Ein Untersuchungsbericht zu dem extremistischen Anschlag in Wien vom 2. November hat schwerwiegende Versäumnisse bei den österreichischen Sicherheitsbehörden aufgezeigt. Die Behörden hätten mehrere Gelegenheiten verpasst, die von dem späteren Attentäter Kujtim Fejzulai ausgehende Gefahr zu erkennen und darauf zu reagieren, heißt es in dem ersten Bericht eines Untersuchungsausschusses der Regierung, der am Mittwochabend aus Sicherheitsgründen nur in Auszügen veröffentlicht wurde.
Nach der Entlassung des jungen Extremisten aus dem Gefängnis im Dezember 2019 habe es bis Oktober gedauert, bis eine Gefahreneinschätzung zu ihm fertiggestellt worden sei, heißt es in dem Bericht. Demnach ging vom 20-Jährigen ein „hohes Risiko“ aus.
Der Attentäter hatte Anfang November in einem belebten Wiener Stadtteil das Feuer eröffnet. Er tötete vier Menschen und verletzte 14 weitere, bevor er selbst von der Polizei erschossen wurde. Die Terrormiliz Daesh reklamierte die Tat für sich.
Zu der vorherigen Gefängnisstrafe war Fejzulai verurteilt worden, weil er versucht hatte, nach Syrien zu reisen, um dort auf der Seite des Daesh zu kämpfen. Die 22-monatige Strafe musste er allerdings nicht vollständig absitzen. Anfang Dezember 2019 wurde er vorzeitig aus der Haft entlassen, nachdem er offenbar eine erfolgreiche Teilnahme an einem Deradikalisierungsprogramm vorgetäuscht hatte.
Dass bis zu der Risikoeinschätzung zu Fejzulai fast zehn Monate vergangen seien, sei „nicht akzeptabel“, kritisierten die Berichtsautoren. Die Bedrohung durch Fejzulai sei bereits im Juli deutlich geworden, als er sich mit bekannten deutschen und Schweizer Extremisten getroffen habe.

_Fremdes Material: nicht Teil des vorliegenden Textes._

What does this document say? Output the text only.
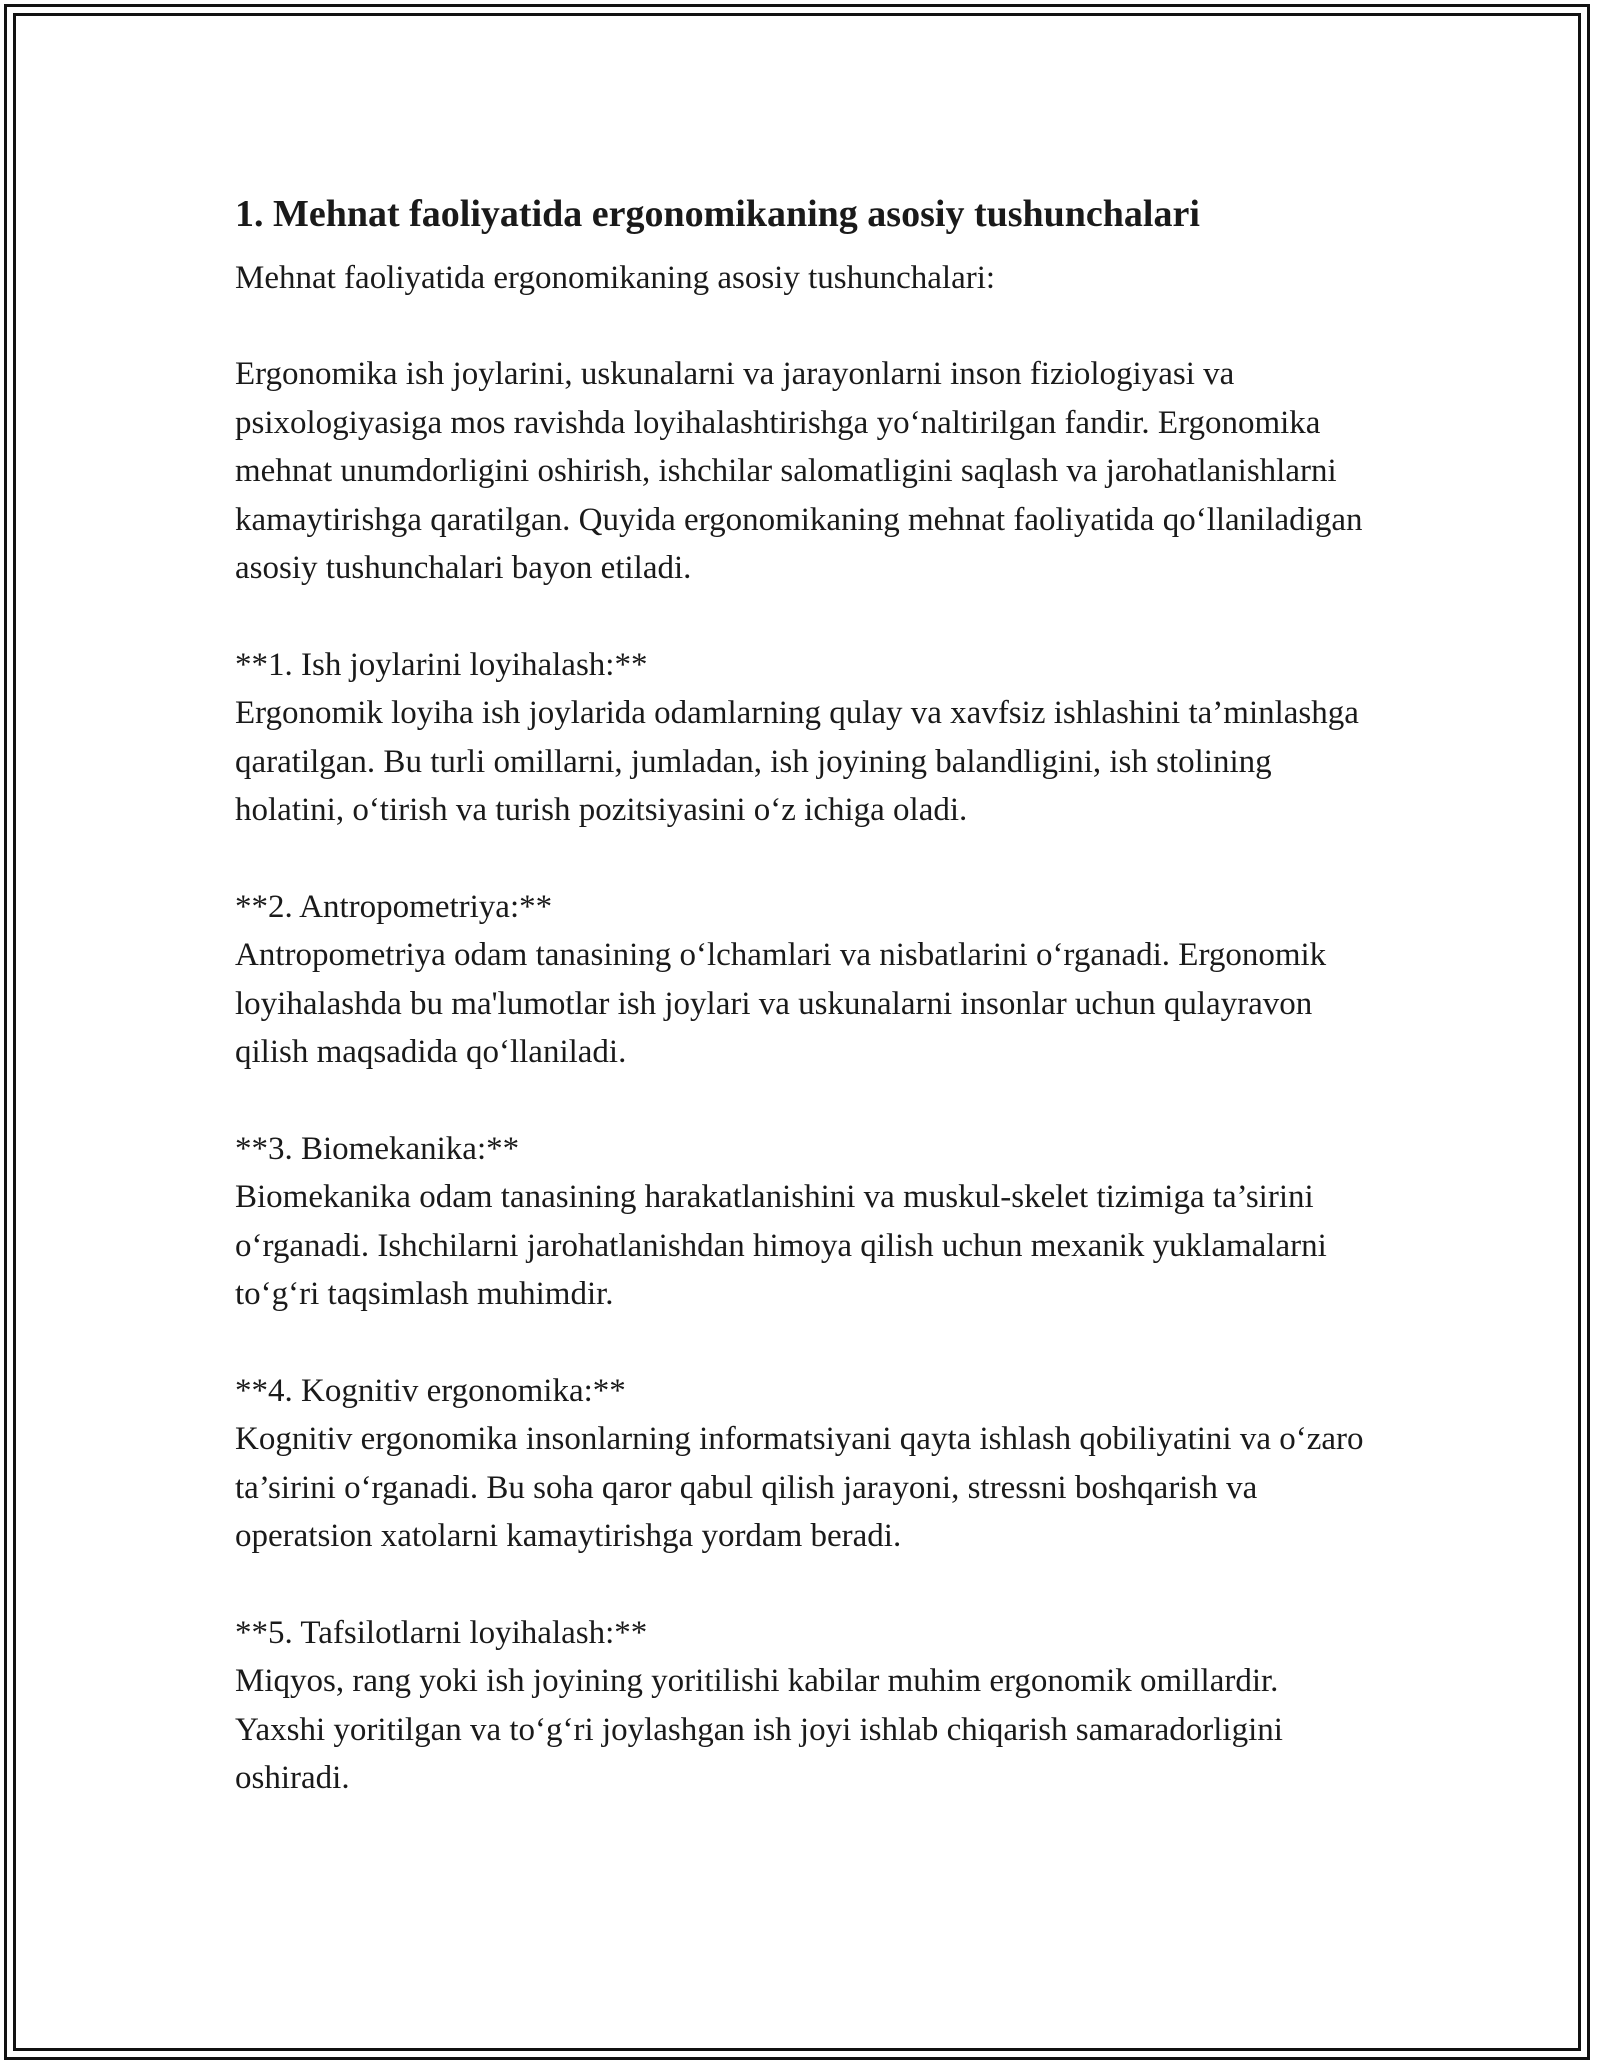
1. Mehnat faoliyatida ergonomikaning asosiy tushunchalari

Mehnat faoliyatida ergonomikaning asosiy tushunchalari:

Ergonomika ish joylarini, uskunalarni va jarayonlarni inson fiziologiyasi va psixologiyasiga mos ravishda loyihalashtirishga yo‘naltirilgan fandir. Ergonomika mehnat unumdorligini oshirish, ishchilar salomatligini saqlash va jarohatlanishlarni kamaytirishga qaratilgan. Quyida ergonomikaning mehnat faoliyatida qo‘llaniladigan asosiy tushunchalari bayon etiladi.

**1. Ish joylarini loyihalash:**

Ergonomik loyiha ish joylarida odamlarning qulay va xavfsiz ishlashini ta’minlashga qaratilgan. Bu turli omillarni, jumladan, ish joyining balandligini, ish stolining holatini, o‘tirish va turish pozitsiyasini o‘z ichiga oladi.

**2. Antropometriya:**

Antropometriya odam tanasining o‘lchamlari va nisbatlarini o‘rganadi. Ergonomik loyihalashda bu ma'lumotlar ish joylari va uskunalarni insonlar uchun qulayravon qilish maqsadida qo‘llaniladi.

**3. Biomekanika:**

Biomekanika odam tanasining harakatlanishini va muskul-skelet tizimiga ta’sirini o‘rganadi. Ishchilarni jarohatlanishdan himoya qilish uchun mexanik yuklamalarni to‘g‘ri taqsimlash muhimdir.

**4. Kognitiv ergonomika:**

Kognitiv ergonomika insonlarning informatsiyani qayta ishlash qobiliyatini va o‘zaro ta’sirini o‘rganadi. Bu soha qaror qabul qilish jarayoni, stressni boshqarish va operatsion xatolarni kamaytirishga yordam beradi.

**5. Tafsilotlarni loyihalash:**

Miqyos, rang yoki ish joyining yoritilishi kabilar muhim ergonomik omillardir. Yaxshi yoritilgan va to‘g‘ri joylashgan ish joyi ishlab chiqarish samaradorligini oshiradi.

Außerdem hätten die deutschen Behörden Österreich auf die von Fejzulai ausgehende Gefahr hingewiesen.
LVT macht Ressourcenmangel und Überlastung verantwortlich
Das Wiener Landesamt für Verfassungsschutz und Terrorismusbekämpfung (LVT) machte dem Bericht zufolge Ressourcenmangel und Arbeitsüberlastung für die Verzögerung verantwortlich. Ein Mitarbeiter des LVT hatte dem Bericht zufolge versucht davor zu warnen, dass Fejzulais Teilnahme an den Extremistentreffen die Existenz einer „hochgefährlichen Terrorzelle“ beweise. Kollegen des Bundesamtes für Verfassungsschutz und Terrorismusbekämpfung (BVT) hätten ihm jedoch gesagt, er solle schweigen. Das BVT weist diesen Vorwurf zurück.
Eine weitere Gelegenheit, das Attentat zu verhindern, ließen die österreichischen Behörden dem Bericht zufolge im Juli verstreichen, als sie von den slowakischen Behörden informiert wurden, dass Fejzulai versucht habe, Munition zu kaufen. Später erhielt das BVT dazu Aufnahmen von Überwachungskameras vom 27. Juli, die aber erst knapp einen Monat später an das LVT Wien weitergeleitet wurden.
Dieses analysierte, dass es sich bei dem Mann auf den Aufnahmen sehr wahrscheinlich um Fejzulai handele. Ein Beamter, der weitere Maßnahmen gegen den Extremisten forderte, wurde nach Angaben des Untersuchungsausschusses allerdings ignoriert.
Ende Januar will der Ausschuss einen stärker ausgearbeiteten Bericht vorlegen. Österreichs Generaldirektor für innere Sicherheit, Franz Ruf, kündigte an, die Befunde der Untersuchung flössen in die gegenwärtigen Reformen der Sicherheitsbehörden ein. Österreichs konservativer Kanzler Sebastian Kurz hatte nach dem Anschlag in Wien angekündigt, entschieden gegen den „politischen Islam“ vorzugehen.